SES approached ExoAnalytic Solutions, a company that specialises in situational space awareness. The company uses a global network of telescopes to track man made and natural objects in space, and can identify any threat to assets in orbit around the Earth. ExoAnalytic Solutions told Ars Technica that the AMC-9 satellite was disintegrating, and that several pieces had broken off the main body of the satellite. The satellite was also drifting out of its orbit.
The fear is that such an event could start a chain reaction of collisions. The geosynchronous orbit used by the AMC-9 satellite is one of the most popular orbits used by satellites, and is densely populated with other satellites. A catastrophic series of collisions of spacecraft and satellite, as seen in the movie Gravity is known as the Kessler syndrome. The chances of a chain reaction from a disintegrating AMC-9 are low. NASA and the US department of defence are both tracking over 17,000 individual pieces of debris circling around the Earth at high speeds.
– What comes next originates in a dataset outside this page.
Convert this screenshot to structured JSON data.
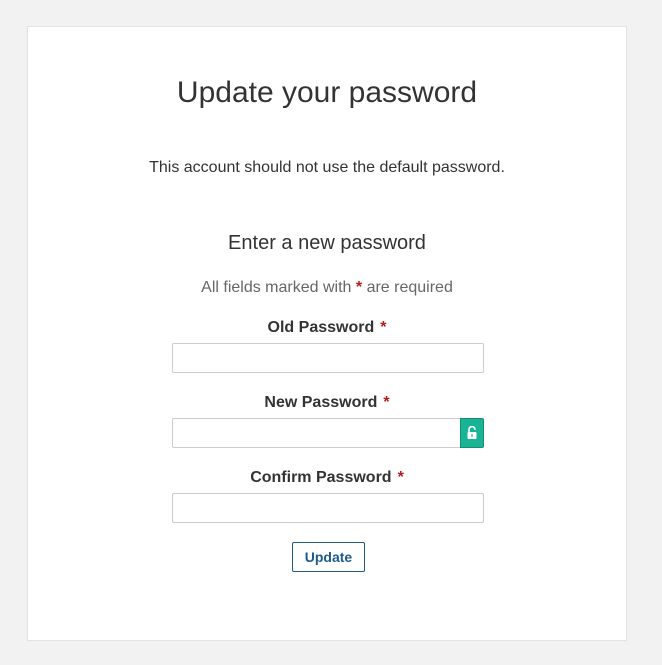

Scientists and researchers around the world are working on innovative ways the pieces of debris and dead satellites in orbit. The Japanese space agency, JAXA tried to use a cable tug with the Kounotori-6 spacecraft, an attempt that failed when the tug failed to deploy. Satellties launched by ISRO's PSLV-C38 mission have technologies for safely deorbiting the satellites. The American D-Sat from D-Orbit has a miniature rocket to deorbit a satellite, while the Inflatesail and the URSA MAIOR will both attempt to use a dragsail to deorbit safely. Researchers from Stanford have developed a gripper inspired by the feet of lizards to capture satellites and debris in orbit.